As we took on these preparations, our vision was to use this unwanted opportunity to improve reproductive health outcomes. We committed ourselves to reducing geographic and racial health disparities and fighting back against the shame and stigma antiabortion extremists have been burdening women with for decades.
In short, we asked ourselves: Can we just start treating abortion services like health care? It is an idea that is so radical and yet so simple.
With the Abortion Care Access Act of 2022, which I introduced with state Sen. Delores G. Kelley (D-Baltimore County), Maryland legislators used all the same tried-and-true strategies we have employed to make our state a leader in equitable health-care access for decades. We invested in training a geographically and racially diverse health-care provider network, ensured people could practice at the top of their professional licenses and reduced financial barriers to care.
We mandated that insurance and Medicaid cover abortion, and, as with other preventive services, we required abortion care to be fully covered with no cost-sharing. Eliminating deductibles and co-payments means women can access the care they need when they need it. Gone will be the days when patients had to wait several pay periods to save up enough funds for their abortion care.
Women who use Maryland Medicaid will never again have to go through a humiliating and stigmatizing process to justify their abortion. And their rights won’t be up for debate year after year in the budget process. Because, in Maryland, we don’t treat low-income women as lesser human beings. We know they have the same right to reproductive choices as any individual with private insurance, and our state policy now reflects that.

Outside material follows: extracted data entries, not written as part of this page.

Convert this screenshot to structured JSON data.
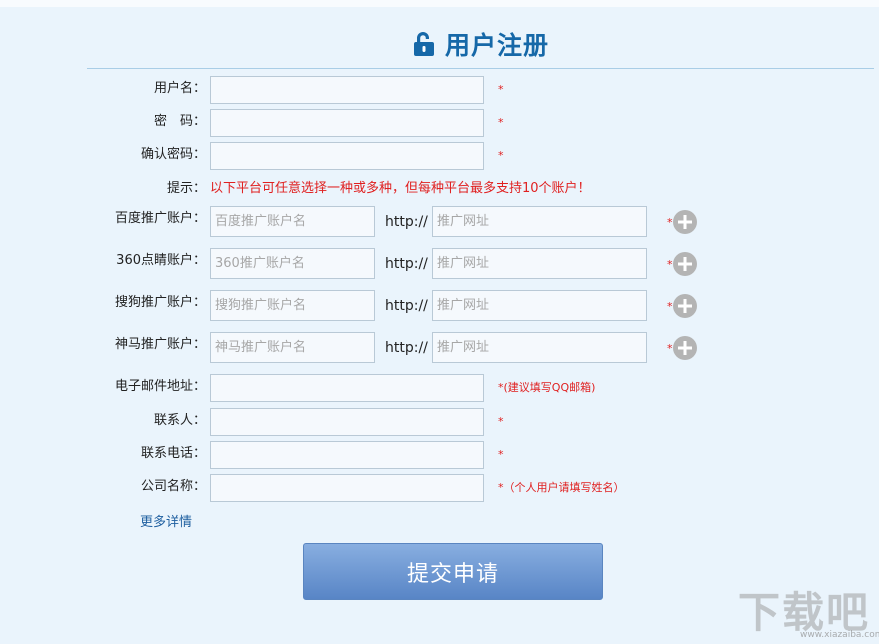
{
  "header": {
    "title": "用户注册",
    "icon": "lock-open-icon",
    "accent": "#1668a8"
  },
  "fields": {
    "username": {
      "label": "用户名：",
      "value": "",
      "required": "*"
    },
    "password": {
      "label": "密　码：",
      "value": "",
      "required": "*"
    },
    "confirm": {
      "label": "确认密码：",
      "value": "",
      "required": "*"
    }
  },
  "hint": {
    "label": "提示：",
    "text": "以下平台可任意选择一种或多种，但每种平台最多支持10个账户！",
    "color": "#e02020"
  },
  "accounts": [
    {
      "label": "百度推广账户：",
      "name_placeholder": "百度推广账户名",
      "http": "http://",
      "url_placeholder": "推广网址",
      "required": "*"
    },
    {
      "label": "360点睛账户：",
      "name_placeholder": "360推广账户名",
      "http": "http://",
      "url_placeholder": "推广网址",
      "required": "*"
    },
    {
      "label": "搜狗推广账户：",
      "name_placeholder": "搜狗推广账户名",
      "http": "http://",
      "url_placeholder": "推广网址",
      "required": "*"
    },
    {
      "label": "神马推广账户：",
      "name_placeholder": "神马推广账户名",
      "http": "http://",
      "url_placeholder": "推广网址",
      "required": "*"
    }
  ],
  "contact": {
    "email": {
      "label": "电子邮件地址：",
      "value": "",
      "note": "*(建议填写QQ邮箱)"
    },
    "person": {
      "label": "联系人：",
      "value": "",
      "required": "*"
    },
    "phone": {
      "label": "联系电话：",
      "value": "",
      "required": "*"
    },
    "company": {
      "label": "公司名称：",
      "value": "",
      "note": "*（个人用户请填写姓名）"
    }
  },
  "more_link": "更多详情",
  "submit_label": "提交申请",
  "watermark": {
    "text": "下载吧",
    "sub": "www.xiazaiba.com"
  }
}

Modernizing insurance and Medicaid laws around abortion has the added benefit of supporting out-of-state women. If Maryland women no longer need charitable support to help cover their costs because insurance is doing its job, that frees up nonprofit abortion funds to help with travel costs and other expenses for our neighbors.
Throughout the debate on Maryland’s Abortion Care Access Act, our bill’s opponents demonized abortion providers. It’s not politically winning to cast the blame on women seeking abortion care (everyone loves someone who has had an abortion), so the boogeymen became the evil “abortionists” who are just out to make money manipulating women into wanting abortion care.

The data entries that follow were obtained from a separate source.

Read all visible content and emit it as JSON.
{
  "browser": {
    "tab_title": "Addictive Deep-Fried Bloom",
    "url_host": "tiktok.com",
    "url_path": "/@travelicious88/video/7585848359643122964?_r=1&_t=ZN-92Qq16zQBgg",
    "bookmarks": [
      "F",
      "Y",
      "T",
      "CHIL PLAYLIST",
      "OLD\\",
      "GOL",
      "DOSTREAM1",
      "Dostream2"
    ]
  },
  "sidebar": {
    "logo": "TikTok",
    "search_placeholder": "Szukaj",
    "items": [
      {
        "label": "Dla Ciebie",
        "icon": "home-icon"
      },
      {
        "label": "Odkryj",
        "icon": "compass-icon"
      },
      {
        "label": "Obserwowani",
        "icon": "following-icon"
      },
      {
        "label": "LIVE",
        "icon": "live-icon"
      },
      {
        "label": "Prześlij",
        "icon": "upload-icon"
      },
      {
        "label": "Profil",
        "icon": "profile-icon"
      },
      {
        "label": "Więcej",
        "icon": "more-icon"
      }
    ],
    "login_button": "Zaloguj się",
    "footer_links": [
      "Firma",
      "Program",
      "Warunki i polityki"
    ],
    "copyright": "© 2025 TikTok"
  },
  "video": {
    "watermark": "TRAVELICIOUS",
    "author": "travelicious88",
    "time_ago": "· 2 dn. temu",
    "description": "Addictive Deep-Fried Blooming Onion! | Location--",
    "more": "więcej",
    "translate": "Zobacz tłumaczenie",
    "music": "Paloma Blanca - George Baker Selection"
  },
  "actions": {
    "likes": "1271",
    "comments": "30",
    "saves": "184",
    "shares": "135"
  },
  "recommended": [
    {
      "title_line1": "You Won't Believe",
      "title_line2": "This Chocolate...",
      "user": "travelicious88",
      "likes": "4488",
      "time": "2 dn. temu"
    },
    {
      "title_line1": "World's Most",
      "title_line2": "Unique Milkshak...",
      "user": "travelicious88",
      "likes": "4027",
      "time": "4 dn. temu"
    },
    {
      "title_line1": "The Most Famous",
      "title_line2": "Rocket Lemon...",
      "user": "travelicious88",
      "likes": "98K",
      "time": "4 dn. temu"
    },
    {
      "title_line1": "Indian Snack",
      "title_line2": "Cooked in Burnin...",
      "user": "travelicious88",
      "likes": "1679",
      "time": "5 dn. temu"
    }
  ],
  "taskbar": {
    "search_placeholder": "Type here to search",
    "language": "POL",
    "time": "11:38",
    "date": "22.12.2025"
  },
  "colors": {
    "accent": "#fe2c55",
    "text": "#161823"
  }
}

We would not stand for that in Maryland. As the nation emerges from the coronavirus pandemic, with tremendous gratitude for health-care heroes (76 percent of whom are women), we followed their lead on how to address the looming onslaught of out-of-state patients. We didn’t want to just maintain the status quo for in-state patients; we wanted to do even better.
The new Maryland model will allow women to receive abortion care in their community from health-care providers they already trust. Today, two-thirds of Maryland counties have no abortion providers. Many women must drive hours to seek clinic-based care in the Baltimore-Washington corridor. Within a few years, every county in Maryland could have a trained primary-care or reproductive-health-care clinician who provides abortion care, significantly increasing access to care and reducing stigma.

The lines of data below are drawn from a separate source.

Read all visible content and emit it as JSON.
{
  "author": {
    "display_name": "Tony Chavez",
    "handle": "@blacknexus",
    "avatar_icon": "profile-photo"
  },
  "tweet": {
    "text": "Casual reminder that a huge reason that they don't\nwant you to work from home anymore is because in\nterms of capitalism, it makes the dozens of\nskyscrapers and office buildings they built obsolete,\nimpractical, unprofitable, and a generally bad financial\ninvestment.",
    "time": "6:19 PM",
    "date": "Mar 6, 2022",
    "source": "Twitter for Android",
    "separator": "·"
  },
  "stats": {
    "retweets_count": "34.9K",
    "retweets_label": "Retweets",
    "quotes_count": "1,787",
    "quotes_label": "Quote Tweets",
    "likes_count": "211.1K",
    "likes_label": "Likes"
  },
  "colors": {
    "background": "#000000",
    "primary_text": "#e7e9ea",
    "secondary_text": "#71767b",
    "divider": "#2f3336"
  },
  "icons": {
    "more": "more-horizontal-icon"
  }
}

How will we do this? With the strong support of Maryland’s obstetricians and gynecologists, our bill eliminated a decades-old restriction that said you had to be a physician to provide abortion care in Maryland. This opens the doors for the provision of abortion care by nurse practitioners, nurse midwives and physician assistants. These are the same health-care providers already providing labor and delivery, contraception and primary-care services across the state.
We also created a clinical training fund. Maryland will invest $3.5 million annually in making sure licensed health-care providers who want to provide these services are trained to do so. This will be critical in the aftermath of the court’s decision, when an estimated 44 percent of obstetrician/gynecologist residents nationwide could lose access to abortion-care training through their educational programs. This training program will be open to providers from across the region, not just in Maryland. We hope other pro-choice states follow our lead in helping to fill this critical gap in health-care education.
In Maryland, we care about all mothers and babies. That’s why we have worked relentlessly to reduce health disparities and improve healthy birth outcomes. That’s why we are strengthening our commitment to the full range of reproductive health-care options and are standing up to help our neighbors. It’s also why we invested this year in paid family and medical leave for people who choose parenting or adoption.
Interestingly, 100 percent of the “pro-life” Republican opponents of the Abortion Care Access legislation also opposed this maternity leave bill. With some people, women just can’t win.